Get Job Results

GET/api/v1/jobs/{job_id}/results

Overview

Retrieve the complete results for a scraping job. This endpoint returns different status codes based on job state.

Path Parameters

job_idstringrequired

The unique identifier of the job (UUID format)

Example: 550e8400-e29b-41d4-a716-446655440000

Query Parameters

formatstring

Response format for AI agent integration (v2.60.0)

Options:

yaml - Token-efficient YAML format (40% savings)
md - Human-readable Markdown format (50% savings)

Default: JSON (no format parameter)

Response Status Codes

200 OKstatus

Job completed successfully - results available

202 Acceptedstatus

Job still processing - poll again later

410 Gonestatus

Job failed or was cancelled

404 Not Foundstatus

Job ID does not exist

Response Structure

info

Flat Structure (v2.7.1): Responses now use a simplified 2-3 level nesting structure (previously 5 levels).

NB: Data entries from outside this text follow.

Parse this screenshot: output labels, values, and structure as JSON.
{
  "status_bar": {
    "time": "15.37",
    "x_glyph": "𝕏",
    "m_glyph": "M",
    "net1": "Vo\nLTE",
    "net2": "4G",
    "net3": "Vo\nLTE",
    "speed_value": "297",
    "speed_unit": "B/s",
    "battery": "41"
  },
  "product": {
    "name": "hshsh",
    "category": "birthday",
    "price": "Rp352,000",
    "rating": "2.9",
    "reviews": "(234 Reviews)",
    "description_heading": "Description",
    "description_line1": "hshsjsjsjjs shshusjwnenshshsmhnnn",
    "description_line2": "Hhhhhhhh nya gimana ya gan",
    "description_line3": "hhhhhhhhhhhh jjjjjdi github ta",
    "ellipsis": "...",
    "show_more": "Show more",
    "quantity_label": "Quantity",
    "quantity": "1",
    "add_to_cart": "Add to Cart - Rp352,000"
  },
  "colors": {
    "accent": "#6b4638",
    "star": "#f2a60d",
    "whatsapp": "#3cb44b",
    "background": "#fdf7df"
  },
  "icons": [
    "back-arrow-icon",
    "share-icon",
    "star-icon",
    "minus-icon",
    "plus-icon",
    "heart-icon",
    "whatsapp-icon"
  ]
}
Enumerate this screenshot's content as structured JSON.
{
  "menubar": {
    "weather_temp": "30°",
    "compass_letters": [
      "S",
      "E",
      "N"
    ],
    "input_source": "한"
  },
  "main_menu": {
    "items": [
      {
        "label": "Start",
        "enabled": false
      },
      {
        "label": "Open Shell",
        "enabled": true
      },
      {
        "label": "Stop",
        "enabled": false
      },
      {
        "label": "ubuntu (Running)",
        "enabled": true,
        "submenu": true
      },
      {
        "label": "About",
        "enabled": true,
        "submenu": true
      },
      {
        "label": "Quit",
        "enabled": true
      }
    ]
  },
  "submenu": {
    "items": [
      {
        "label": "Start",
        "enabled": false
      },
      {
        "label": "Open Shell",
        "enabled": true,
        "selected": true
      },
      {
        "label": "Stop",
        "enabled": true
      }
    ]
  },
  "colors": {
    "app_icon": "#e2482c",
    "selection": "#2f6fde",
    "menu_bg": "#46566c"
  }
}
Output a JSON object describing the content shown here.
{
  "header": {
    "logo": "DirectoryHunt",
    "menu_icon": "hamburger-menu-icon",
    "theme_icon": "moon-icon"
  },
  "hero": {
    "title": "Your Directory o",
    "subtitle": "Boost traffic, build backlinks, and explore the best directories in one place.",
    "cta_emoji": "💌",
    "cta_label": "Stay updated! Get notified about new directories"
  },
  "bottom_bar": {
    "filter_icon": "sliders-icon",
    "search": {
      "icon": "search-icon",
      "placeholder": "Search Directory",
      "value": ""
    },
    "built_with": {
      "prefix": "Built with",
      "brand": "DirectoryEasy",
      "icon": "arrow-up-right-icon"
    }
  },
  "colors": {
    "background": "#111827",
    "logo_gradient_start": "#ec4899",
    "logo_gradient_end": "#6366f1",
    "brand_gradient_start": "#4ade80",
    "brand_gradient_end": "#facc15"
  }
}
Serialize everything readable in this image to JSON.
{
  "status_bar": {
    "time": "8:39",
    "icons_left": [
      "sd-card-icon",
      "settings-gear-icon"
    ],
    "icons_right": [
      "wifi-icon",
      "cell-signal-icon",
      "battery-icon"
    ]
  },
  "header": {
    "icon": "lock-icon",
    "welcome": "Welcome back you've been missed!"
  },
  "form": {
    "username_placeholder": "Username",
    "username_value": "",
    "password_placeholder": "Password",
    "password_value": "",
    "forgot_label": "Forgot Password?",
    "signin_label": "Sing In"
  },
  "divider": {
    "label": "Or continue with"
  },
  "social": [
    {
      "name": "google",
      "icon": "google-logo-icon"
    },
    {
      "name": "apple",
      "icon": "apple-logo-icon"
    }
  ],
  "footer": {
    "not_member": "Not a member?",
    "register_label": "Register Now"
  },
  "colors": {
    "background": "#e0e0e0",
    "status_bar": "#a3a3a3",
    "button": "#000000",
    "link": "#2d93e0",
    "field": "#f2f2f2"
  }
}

All fields are always present - fields not applicable to your request will be null.

Top-Level Response Fields

successboolean

true if job completed successfully, false if failed

job_idstring

Unique job identifier (UUID format)

typestring

Job type: spiderSite or spiderMaps

statusstring

Job status: completed, failed, processing, queued, or cancelled

processing_time_secondsnumber

Time taken to process the job (null if not completed)

worker_idstring

Worker identifier that processed the job

completed_atstring

Completion timestamp in ISO 8601 format

messagestring

Additional context about job state (e.g., "Job is being processed")

dataobject

Job results data (structure varies by job type, see below)

error_messagestring

Error message if job failed (null otherwise)

SpiderSite Data Fields

info

Flat Structure: Social media fields are at the top level of data (e.g., data.linkedin), not nested under data.contact_info.social_media.linkedin.

Basic Information

data.urlstring

Website URL that was crawled

data.pages_crawledinteger

Number of pages successfully crawled

data.crawl_statusstring

Crawl result: success, partial, or failed

Contact Information (Flat - Top Level)

data.emailsarray

Email addresses found (filtered - tracking emails removed)

data.phonesarray

Phone numbers found

data.addressesarray

Physical addresses found

data.linkedinstring

LinkedIn company/profile URL (null if not found)

data.twitterstring

Twitter/X profile URL (null if not found)

data.facebookstring

Facebook page URL (null if not found)

data.instagramstring

Instagram profile URL (null if not found)

data.youtubestring

YouTube channel URL (null if not found)

data.githubstring

GitHub organization/user URL (null if not found)

data.tiktokstring

TikTok profile URL (null if not found)

data.pintereststring

Pinterest profile URL (null if not found)

data.mediumstring

Medium profile URL (null if not found)

data.discordstring

Discord server invite URL (null if not found)

data.whatsappstring

WhatsApp contact/business URL (null if not found)

data.telegramstring

Telegram contact/channel URL (null if not found)

data.snapchatstring

Snapchat profile URL (null if not found)

data.redditstring

Reddit profile/subreddit URL (null if not found)

Markdown Compendium (v2.14.0: SpiderMedia Storage)

data.markdown_compendiumstring

AI-generated markdown summary of the website (if enabled and included inline)

data.compendiumobject

Compendium metadata and storage information

properties

availableboolean

Whether compendium was generated

charsinteger

Character count of the compendium

cleanup_levelstring

Cleanup level used: raw, fit, citations, minimal

storage_locationstring

Where stored: spidermedia (v2.14.0+), inline, or r2 (legacy)

download_urlstring

Permanent public URL to download compendium (SpiderMedia only)

filenamestring

Filename in storage (e.g., compendiums/job-uuid.md)

size_bytesinteger

Size in bytes

content_hashstring

MD5 hash of content

estimated_tokensinteger

Estimated token count for LLM usage

AI Features (Always Present - Null If Not Enabled)

data.company_vitalsobject

Company information extracted with AI (null if extract_company_info: false)

data.pain_pointsarray

Business pain points identified by AI (null if extract_pain_points: false)

data.team_membersarray

Team members found with AI extraction (empty array if extract_team: false)

data.lead_scoringobject

CHAMP framework lead scoring (null if product/ICP not provided)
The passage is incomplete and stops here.